其中 80 粒咖啡豆；4 通道 * 3 distances * 4 angles * 6 properties = 288

In [None]:
data_root = r'D:\Work_Dr\Coffee_bean\Source'
classes = os.listdir(data_root)



# 保存光谱数据与其对应标签
specs = []
sg_specs = []
snv_specs = []
FD_specs = []
SD_specs = []
labels = []

glcm_features = []

# GLCM 参数
distances = [1, 3, 5]
angles = [0, np.pi/4, np.pi/2, 3*np.pi/4]
properties = ['contrast', 'dissimilarity', 'homogeneity', 'energy', 'correlation', 'ASM']

for cls in classes:
    cls_path = os.path.join(data_root, cls)
    img_names = sorted(os.listdir(cls_path))
    # Save MSI (Multiple Spectrum Image)
    msi = []
    for name in img_names:
        img_path = os.path.join(cls_path, name)
        print(img_path)
        img = cv.imread(img_path, cv.IMREAD_UNCHANGED)
        # Blend 4 channels into MSI
        msi.append(img)
    msi = np.transpose(np.array(msi), (1, 2, 0))
    # 使用 MSI 的第四通道用于阈值分割
    im_seg = msi[:, :, 3]
    im_seg = (im_seg / im_seg.max() * 255).astype(np.uint8)     # idk
    # 二值化图像，用于提取轮廓
    mask = cv.threshold(im_seg, 100, 255, cv.THRESH_BINARY)[1]
    # 展示咖啡豆轮廓
    plt.figure()
    plt.imshow(mask)
    # 寻找咖啡豆轮廓
    contours, hierarchy = cv.findContours(mask, cv.RETR_EXTERNAL, cv.CHAIN_APPROX_SIMPLE)
    for cont in contours:
        target_mask = np.zeros_like(im_seg)
        perimeter = cv.arcLength(cont, True)
        if perimeter < 50:
            # Skip if area is too small
            continue
        cv.drawContours(target_mask, [cont], 0, (255, 255, 255), -1)
        plt.figure()
        plt.imshow(target_mask)
        # 将目标区域的掩膜转换为布尔类型（True 表示目标区域，False 表示背景）
        target_mask = target_mask.astype(bool)
        # 取得该区域在 4 个通道上的平均光谱值
        spec = np.mean(msi[target_mask], axis=(0))
        specs.append(spec)
        labels.append(cls)

        # Calculate GLCM
        glcm_feats = []
        for channel in range(4):
            # 提取单个通道图像
            img_channel = msi[:, :, channel]
            
            # 应用掩码并转换为8位灰度图像
            masked_img = np.zeros_like(img_channel)
            masked_img[target_mask] = img_channel[target_mask]
            masked_img = (masked_img / masked_img.max() * 255).astype(np.uint8)
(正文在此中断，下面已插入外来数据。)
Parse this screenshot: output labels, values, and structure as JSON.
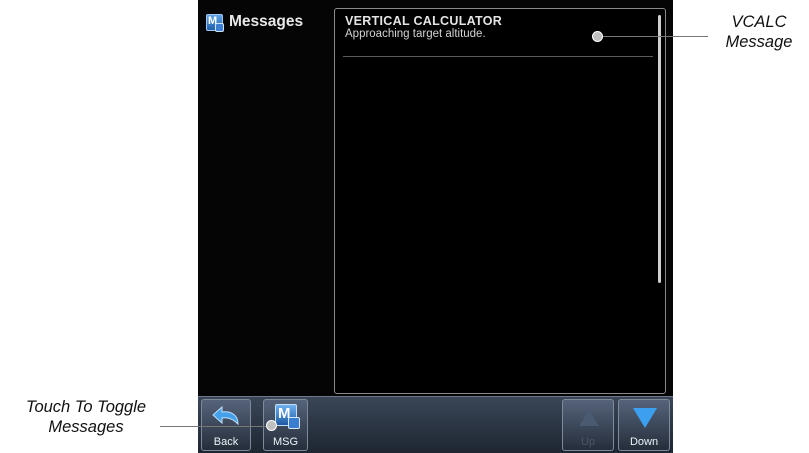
{
  "header": {
    "title": "Messages",
    "icon": "messages-icon"
  },
  "messages": [
    {
      "title": "VERTICAL CALCULATOR",
      "body": "Approaching target altitude."
    }
  ],
  "softkeys": {
    "back": "Back",
    "msg": "MSG",
    "up": "Up",
    "down": "Down"
  },
  "callouts": {
    "vcalc_line1": "VCALC",
    "vcalc_line2": "Message",
    "toggle_line1": "Touch To Toggle",
    "toggle_line2": "Messages"
  },
  "colors": {
    "accent": "#3d9ff0",
    "background": "#050505"
  }
}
            # 获取包含咖啡豆的最小矩形区域（减少计算量）
            rows, cols = np.where(target_mask)
            if len(rows) == 0 or len(cols) == 0:
                continue

            min_row, max_row = np.min(rows), np.max(rows)
            min_col, max_col = np.min(cols), np.max(cols)
            roi = masked_img[min_row:max_row+1, min_col:max_col+1]

            # 计算GLCM矩阵
            glcm = graycomatrix(roi, distances=distances, angles=angles,
                               levels=256, symmetric=True, normed=True)

            # 提取GLCM属性
            for prop in properties:
                feature = graycoprops(glcm, prop).flatten()
                glcm_feats.extend(feature)

        # 添加GLCM特征到列表中
        glcm_features.append(np.array(glcm_feats))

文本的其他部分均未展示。